Семену Павловичу нельзя было отказаться, и он сел с офицером. Что-то знакомое показалось ему в чертах последнего, но он не мог припомнить, где и когда видел его.

Офицер радушно угостил его, и вскоре между ними завязалась непринужденная беседа. Брыков боялся говорить о себе и больше говорил о Ермолине, как о своем господине, и о драгунском полке, а офицер рассказывал ему, как был в Киеве, видел родной дом, ездил по своим имениям. Брыков чувствовал, что этот офицер представлял собою какое-то влиятельное лицо.

– Тройка заложена! – доложил смотритель спустя добрых три часа.

Офицер встал, протянул Брыкову руку и смеясь сказал:

– Теперь меня не обманете! Вы – барин, а не дворовый! Ну, да мне ваших тайн не надо!..

Брыков смутился и что-то невнятно пробормотал.

– Ну, ну, – ответил офицер, – всего доброго! В Петербурге, может быть, свидимся! – и, кивнув Брыкову, он вышел из горницы.

– Кто это? – спросил Семен Павлович, когда тройка отъехала.

Смотритель, пожав плечами, ответил:

– Офицер! Полковник Грузинов.

– Грузинов! – воскликнул Брыков и с досадой хлопнул себя по лбу.

Грузинов! Этот фаворит императора, который неразлучен с ним, который спит в одной спальне с ним! И как он не узнал раньше его имени. Был такой случай, и он упустил его!

– Ах, Сидор, Сидор, – сказал он, когда они поехали дальше, – ты шепнул бы мне только!

– А я почем знал-то? Офицер, офицер и есть. Мало ли их я перевидал! А тужить вам, сударь, нечего. Приедете в Питер, и к нему!

– Ну, там он совсем иным будет, чем в дороге.

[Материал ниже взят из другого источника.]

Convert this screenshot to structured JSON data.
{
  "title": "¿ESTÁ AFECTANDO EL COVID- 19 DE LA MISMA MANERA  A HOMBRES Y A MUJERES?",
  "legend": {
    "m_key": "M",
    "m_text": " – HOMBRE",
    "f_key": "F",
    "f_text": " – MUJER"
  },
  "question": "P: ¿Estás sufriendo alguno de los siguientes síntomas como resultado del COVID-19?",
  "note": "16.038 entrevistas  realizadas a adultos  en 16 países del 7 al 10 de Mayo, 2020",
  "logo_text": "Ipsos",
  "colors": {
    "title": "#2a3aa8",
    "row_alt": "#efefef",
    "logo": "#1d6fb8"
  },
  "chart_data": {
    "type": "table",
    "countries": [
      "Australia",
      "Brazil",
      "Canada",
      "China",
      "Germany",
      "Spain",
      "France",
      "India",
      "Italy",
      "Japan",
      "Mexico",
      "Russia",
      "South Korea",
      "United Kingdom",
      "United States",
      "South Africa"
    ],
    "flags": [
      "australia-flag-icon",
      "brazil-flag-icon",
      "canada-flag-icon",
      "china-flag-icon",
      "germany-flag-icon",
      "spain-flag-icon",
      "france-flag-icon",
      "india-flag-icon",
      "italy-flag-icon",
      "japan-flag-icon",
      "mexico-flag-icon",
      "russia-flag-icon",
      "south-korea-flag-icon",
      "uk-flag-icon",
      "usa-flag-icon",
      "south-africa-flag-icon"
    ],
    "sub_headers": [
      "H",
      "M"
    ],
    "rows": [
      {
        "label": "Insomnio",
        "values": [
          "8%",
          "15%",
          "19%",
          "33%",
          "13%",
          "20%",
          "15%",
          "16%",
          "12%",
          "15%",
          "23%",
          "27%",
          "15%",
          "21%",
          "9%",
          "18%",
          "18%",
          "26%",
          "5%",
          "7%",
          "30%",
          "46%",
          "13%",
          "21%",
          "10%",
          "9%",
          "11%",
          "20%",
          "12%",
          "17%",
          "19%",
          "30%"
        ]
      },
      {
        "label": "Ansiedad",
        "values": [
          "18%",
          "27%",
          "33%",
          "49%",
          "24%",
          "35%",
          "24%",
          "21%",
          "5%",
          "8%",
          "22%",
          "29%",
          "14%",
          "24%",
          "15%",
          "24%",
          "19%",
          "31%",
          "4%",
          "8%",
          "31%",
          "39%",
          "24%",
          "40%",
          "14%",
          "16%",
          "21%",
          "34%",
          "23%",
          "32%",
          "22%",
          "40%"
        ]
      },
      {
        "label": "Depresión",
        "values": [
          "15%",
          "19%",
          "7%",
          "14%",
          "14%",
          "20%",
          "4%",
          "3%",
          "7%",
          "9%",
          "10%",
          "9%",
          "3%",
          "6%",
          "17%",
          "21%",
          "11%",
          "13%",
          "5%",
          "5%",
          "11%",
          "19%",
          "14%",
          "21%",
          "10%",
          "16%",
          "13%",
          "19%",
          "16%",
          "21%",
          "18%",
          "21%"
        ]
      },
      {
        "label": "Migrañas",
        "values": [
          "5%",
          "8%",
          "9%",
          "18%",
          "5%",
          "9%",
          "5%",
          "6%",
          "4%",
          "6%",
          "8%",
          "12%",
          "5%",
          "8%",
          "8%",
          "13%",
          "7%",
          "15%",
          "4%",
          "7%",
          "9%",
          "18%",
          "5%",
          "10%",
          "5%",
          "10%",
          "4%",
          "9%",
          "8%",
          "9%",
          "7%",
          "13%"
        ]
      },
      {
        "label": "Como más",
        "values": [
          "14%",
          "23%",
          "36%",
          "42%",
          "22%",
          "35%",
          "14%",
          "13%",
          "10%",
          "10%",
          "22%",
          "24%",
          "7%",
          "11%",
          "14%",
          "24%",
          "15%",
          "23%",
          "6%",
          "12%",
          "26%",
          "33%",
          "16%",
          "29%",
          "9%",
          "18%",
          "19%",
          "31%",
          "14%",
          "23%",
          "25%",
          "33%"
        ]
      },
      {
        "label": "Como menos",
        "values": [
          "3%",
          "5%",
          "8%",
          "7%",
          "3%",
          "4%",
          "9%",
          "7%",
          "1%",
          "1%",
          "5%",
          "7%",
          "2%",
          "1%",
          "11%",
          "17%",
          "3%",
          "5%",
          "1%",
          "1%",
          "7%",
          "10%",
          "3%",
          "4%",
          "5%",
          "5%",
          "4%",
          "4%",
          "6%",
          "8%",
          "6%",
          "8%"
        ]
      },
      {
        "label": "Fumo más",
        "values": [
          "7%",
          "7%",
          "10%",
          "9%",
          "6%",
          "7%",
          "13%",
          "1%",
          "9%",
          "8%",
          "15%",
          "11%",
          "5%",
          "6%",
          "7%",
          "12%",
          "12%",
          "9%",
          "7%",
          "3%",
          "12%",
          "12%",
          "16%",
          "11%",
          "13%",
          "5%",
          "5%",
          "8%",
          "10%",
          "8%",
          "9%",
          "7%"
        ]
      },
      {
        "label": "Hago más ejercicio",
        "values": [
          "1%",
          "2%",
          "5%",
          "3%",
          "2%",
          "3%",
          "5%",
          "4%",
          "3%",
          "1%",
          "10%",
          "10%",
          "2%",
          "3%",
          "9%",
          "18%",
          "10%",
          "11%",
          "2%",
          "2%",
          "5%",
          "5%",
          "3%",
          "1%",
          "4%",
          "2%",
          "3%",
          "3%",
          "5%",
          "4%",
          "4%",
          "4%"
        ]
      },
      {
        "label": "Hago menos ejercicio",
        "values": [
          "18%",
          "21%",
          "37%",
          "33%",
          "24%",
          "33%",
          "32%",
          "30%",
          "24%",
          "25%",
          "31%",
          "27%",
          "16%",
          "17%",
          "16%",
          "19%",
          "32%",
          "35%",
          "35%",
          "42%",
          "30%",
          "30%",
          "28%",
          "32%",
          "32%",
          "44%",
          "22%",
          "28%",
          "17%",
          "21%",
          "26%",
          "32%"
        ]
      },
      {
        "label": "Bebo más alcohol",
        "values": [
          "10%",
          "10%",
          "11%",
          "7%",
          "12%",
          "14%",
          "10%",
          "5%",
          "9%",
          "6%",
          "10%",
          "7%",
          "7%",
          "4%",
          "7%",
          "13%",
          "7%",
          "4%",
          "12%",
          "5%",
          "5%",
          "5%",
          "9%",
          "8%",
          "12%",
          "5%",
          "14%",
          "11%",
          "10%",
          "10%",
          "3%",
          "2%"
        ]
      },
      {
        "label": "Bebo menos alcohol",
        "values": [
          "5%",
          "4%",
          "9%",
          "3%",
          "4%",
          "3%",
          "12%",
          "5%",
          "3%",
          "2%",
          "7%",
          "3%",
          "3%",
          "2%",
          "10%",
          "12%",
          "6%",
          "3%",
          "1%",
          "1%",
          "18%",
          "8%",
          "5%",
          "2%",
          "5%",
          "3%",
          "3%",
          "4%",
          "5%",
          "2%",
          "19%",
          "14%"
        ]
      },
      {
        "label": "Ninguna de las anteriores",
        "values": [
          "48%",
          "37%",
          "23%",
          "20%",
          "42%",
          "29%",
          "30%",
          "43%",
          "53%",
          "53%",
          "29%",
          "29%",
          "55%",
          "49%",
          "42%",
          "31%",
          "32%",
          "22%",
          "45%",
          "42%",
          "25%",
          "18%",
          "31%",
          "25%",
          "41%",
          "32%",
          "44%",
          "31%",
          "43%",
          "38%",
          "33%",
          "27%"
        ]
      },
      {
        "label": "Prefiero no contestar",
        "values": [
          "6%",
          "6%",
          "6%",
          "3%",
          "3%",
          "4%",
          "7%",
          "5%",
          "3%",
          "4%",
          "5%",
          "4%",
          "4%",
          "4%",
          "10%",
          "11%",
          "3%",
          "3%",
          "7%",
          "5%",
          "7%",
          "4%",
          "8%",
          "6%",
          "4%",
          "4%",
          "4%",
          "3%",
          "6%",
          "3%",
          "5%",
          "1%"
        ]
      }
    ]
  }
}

От станции Валдай уже начал чувствоваться Петербург. Смотрители станций все были до крайности нервно напряжены. Из Петербурга то и дело встречались быстро несшиеся фельдъегерские тройки. Лошади все в пене распластывались от бега; легкий тарантас метался из стороны в сторону и в нем полуприподнявшись находился лихой фельдъегерь, который должен был так мчаться с каким-нибудь царским приказом, может, неделю, другую и немедля вернуться назад. Случалось по дороге встречать и крытые повозки с солдатами на облучке. Брыков бледнел, видя их. Он знал, что везут обреченных на ссылку, обреченных иногда за пустое слово, за неловкий шаг.

«Вдруг и меня так?» – мелькало у него в уме, и он дрожал от страха.

– Колпино! А там Петербург! – сказал однажды Сидор. – Ну, помоги Господи! – и он широко перекрестился.

Семен Павлович невольно последовал его примеру.

Последний перегон. Три станции – и он будет в столице хлопотать о своей участи. Кони мчались, а он лежал откинувшись в коляске и шептал про себя молитвы. Петербург был уже в десяти верстах.